Fibromyalgia in patients undergoing spinal arthrodesis: Is surgery beneficial?
Chronic pain from fibromyalgia(FM) can complicate treatment decisions in patients with spinal disorders. Surgical decompression and fusion for cervical myelopathy improved many symptoms previously attributed to FM. The effect of FM on outcomes after thoracolumbar arthrodesis remains unknown.
Assess the impact of FM on outcomes following spinal arthrodesis across the spectrum of degenerative disease and deformity.

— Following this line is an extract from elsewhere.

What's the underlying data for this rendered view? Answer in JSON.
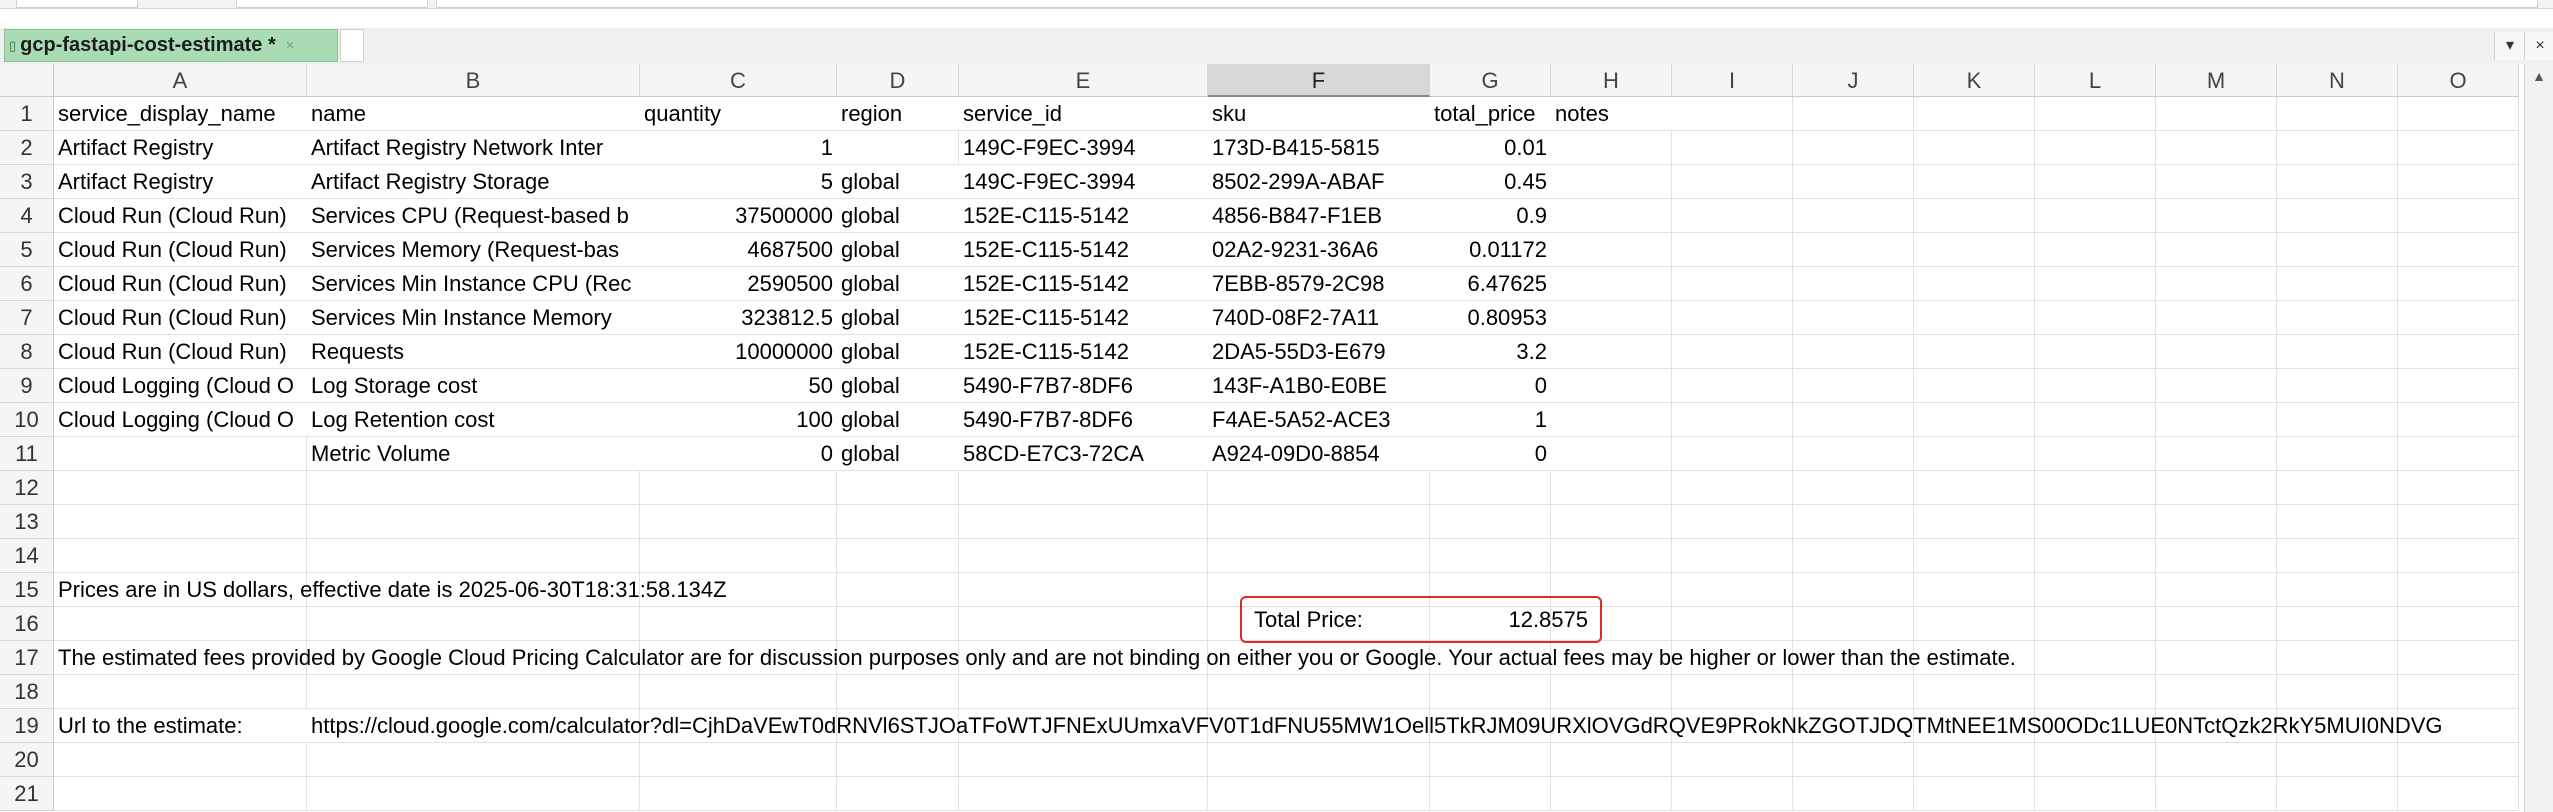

Retrospective review of prospective data
>Consecutive surgical cohort of 883 adults (M-282, F-601) who underwent posterior spinal fusion(PSF) from 2002 – 2012 by 3 surgeons; Primary surgery–465, revision–418. Excluded: acute fractures, tumor, infection.
Outcomes were recorded pre-op, 1 year, 2 years, and yearly thereafter for Visual Analog pain scores(VAS), Oswestry Disability Index(ODI), and pain medication use.

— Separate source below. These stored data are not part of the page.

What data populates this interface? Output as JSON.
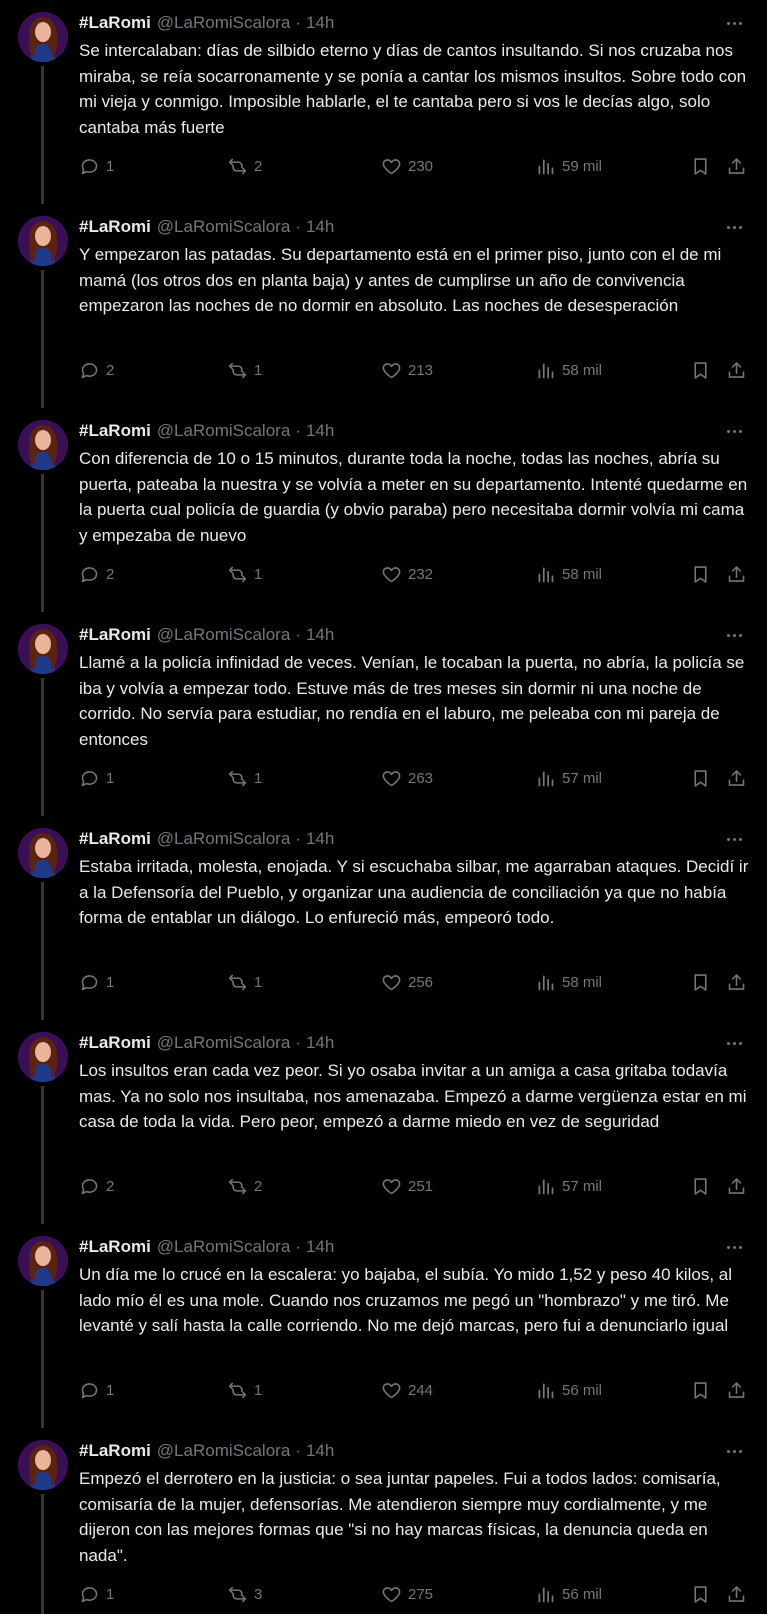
{
  "author": {
    "display_name": "#LaRomi",
    "handle": "@LaRomiScalora",
    "separator": "·",
    "time": "14h"
  },
  "tweets": [
    {
      "text": "Se intercalaban: días de silbido eterno y días de cantos insultando. Si nos cruzaba nos miraba, se reía socarronamente y se ponía a cantar los mismos insultos. Sobre todo con mi vieja y conmigo. Imposible hablarle, el te cantaba pero si vos le decías algo, solo cantaba más fuerte",
      "replies": "1",
      "retweets": "2",
      "likes": "230",
      "views": "59 mil"
    },
    {
      "text": "Y empezaron las patadas. Su departamento está en el primer piso, junto con el de mi mamá (los otros dos en planta baja) y antes de cumplirse un año de convivencia empezaron las noches de no dormir en absoluto. Las noches de desesperación",
      "replies": "2",
      "retweets": "1",
      "likes": "213",
      "views": "58 mil"
    },
    {
      "text": "Con diferencia de 10 o 15 minutos, durante toda la noche, todas las noches, abría su puerta, pateaba la nuestra y se volvía a meter en su departamento. Intenté quedarme en la puerta cual policía de guardia (y obvio paraba) pero necesitaba dormir volvía mi cama y empezaba de nuevo",
      "replies": "2",
      "retweets": "1",
      "likes": "232",
      "views": "58 mil"
    },
    {
      "text": "Llamé a la policía infinidad de veces. Venían, le tocaban la puerta, no abría, la policía se iba y volvía a empezar todo. Estuve más de tres meses sin dormir ni una noche de corrido. No servía para estudiar, no rendía en el laburo, me peleaba con mi pareja de entonces",
      "replies": "1",
      "retweets": "1",
      "likes": "263",
      "views": "57 mil"
    },
    {
      "text": "Estaba irritada, molesta, enojada. Y si escuchaba silbar, me agarraban ataques. Decidí ir a la Defensoría del Pueblo, y organizar una audiencia de conciliación ya que no había forma de entablar un diálogo. Lo enfureció más, empeoró todo.",
      "replies": "1",
      "retweets": "1",
      "likes": "256",
      "views": "58 mil"
    },
    {
      "text": "Los insultos eran cada vez peor. Si yo osaba invitar a un amiga a casa gritaba todavía mas. Ya no solo nos insultaba, nos amenazaba. Empezó a darme vergüenza estar en mi casa de toda la vida. Pero peor, empezó a darme miedo en vez de seguridad",
      "replies": "2",
      "retweets": "2",
      "likes": "251",
      "views": "57 mil"
    },
    {
      "text": "Un día me lo crucé en la escalera: yo bajaba, el subía. Yo mido 1,52 y peso 40 kilos, al lado mío él es una mole. Cuando nos cruzamos me pegó un \"hombrazo\" y me tiró. Me levanté y salí hasta la calle corriendo. No me dejó marcas, pero fui a denunciarlo igual",
      "replies": "1",
      "retweets": "1",
      "likes": "244",
      "views": "56 mil"
    },
    {
      "text": "Empezó el derrotero en la justicia: o sea juntar papeles. Fui a todos lados: comisaría, comisaría de la mujer, defensorías. Me atendieron siempre muy cordialmente, y me dijeron con las mejores formas que \"si no hay marcas físicas, la denuncia queda en nada\".",
      "replies": "1",
      "retweets": "3",
      "likes": "275",
      "views": "56 mil"
    }
  ],
  "colors": {
    "background": "#000000",
    "text": "#e7e9ea",
    "secondary": "#71767b",
    "thread_line": "#333639"
  },
  "icons": {
    "reply": "speech-bubble-icon",
    "retweet": "retweet-arrows-icon",
    "like": "heart-icon",
    "views": "bar-chart-icon",
    "bookmark": "bookmark-icon",
    "share": "share-upload-icon",
    "more": "more-dots-icon"
  }
}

Patients were divided into 2 groups: FM-(n=73) vs. no fibromyalgia controls(NFM-n=810). Subgroups were divided by diagnosis: Degenerative (n=569:spondy-279, stenosis with degen-290), Deformity (n=314: degen scoliosis-133, idiop scoliosis-81, degen kyphoscoliosis-42, other kyphosis-58). Revision (418) and primary surgeries (465) were compared for degenerative and deformity groups. Mann Whitney, Wilcoxon signed rank test, t-test, and multivariate linear regression were used in analysis.

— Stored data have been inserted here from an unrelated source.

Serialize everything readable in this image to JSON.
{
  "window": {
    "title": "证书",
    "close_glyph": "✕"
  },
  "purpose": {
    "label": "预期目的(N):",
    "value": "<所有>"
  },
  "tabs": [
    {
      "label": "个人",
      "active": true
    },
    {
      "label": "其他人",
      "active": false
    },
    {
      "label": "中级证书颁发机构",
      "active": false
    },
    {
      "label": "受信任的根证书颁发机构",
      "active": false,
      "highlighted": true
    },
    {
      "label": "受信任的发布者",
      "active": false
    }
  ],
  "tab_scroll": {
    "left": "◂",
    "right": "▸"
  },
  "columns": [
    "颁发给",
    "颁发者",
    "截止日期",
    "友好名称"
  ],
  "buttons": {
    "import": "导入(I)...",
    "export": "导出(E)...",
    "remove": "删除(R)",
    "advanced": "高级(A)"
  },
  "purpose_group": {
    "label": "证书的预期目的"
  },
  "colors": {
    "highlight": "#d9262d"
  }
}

Follow-up averaged 7 years (24-150 months). There were no difference FM vs NFM for diagnoses, age, smoking, diabetes, or BMI. There were more prior fusions in FM (44% vs 17%), more prior laminectomies (29% vs 15%) in NFM group. Co-morbidities: FM group had more than double the NFM bowel or bladder dysfunction (30% vs 10%), rheumatologic diagnoses (11% vs 5%), circulatory disorders (30% vs 15%), gastrointestinal disorders (35% vs 15%), and depression (35% vs 8%). NFM group was more likely to have no co-morbidities (22% vs 1%). Surgery was similar for both groups. VAS and ODI were consistently worse in FM group (p<0.001); Both groups improved VAS with surgery (FM: Pre-7.4, 2yr-4.8, 5yr-5.6; NFM: Pre-6.3, 2yr-3.5, 5yr-4.1) for all diagnoses, primary surgery (FM:Pre-7.3, 2yr-4.7, 5yr-5.4; NFM: Pre-6.0, 2yr-2.9, 5yr-3.8) and revision (FM: Pre-7.5, 2yr-4.9, 5yr-5.8; NFM: Pre-6.5, 2yr-4.2, 5yr-4.6), compared to pre-op (p<0.001). Pain medication use followed similar trends. Long-term gains were better maintained in the NFM group (p<0.05). ODI significantly improved (p<0.001) for both groups (FM: Pre-58.1, 2yr-42.0, 5yr-45.9; NFM: Pre-48.4, 2yr-29.6, 5yr-31.6), all diagnoses, primary surgery (FM: Pre- 54.9, 2yr-38.6, 5yr-33.6; NFM: Pre-52.6, 2yr-35.6, 5yr-36.2) and revision( FM: Pre-60.5, 2yr- 44.6, 5yr- 52.1; NFM:Pre-52.6, 2yr- 35.6, 5yr-36.2). FM primary degenerative group had 5 year ODI-28.5 despite VAS-5.5. Complications were not different FM vs NFM. BMI (p=0.049) and fibromyalgia (p=0.056) were both predictors of increased pain (VAS) at 2 years. Fibromyalgia was a predictor of inferior function (ODI) at 2 years (p=0.0197). Pre-op pain and function were good predictors of pain and function on follow-up(p<0.001).
Though FM patients had more co-morbidities, pain, need for pain medication, and worse functional scores than NFM patients, surgical arthrodesis still significantly improved outcomes long-term without an increase in complications. Primary surgery for degenerative disease had the highest long-term function in FM patients.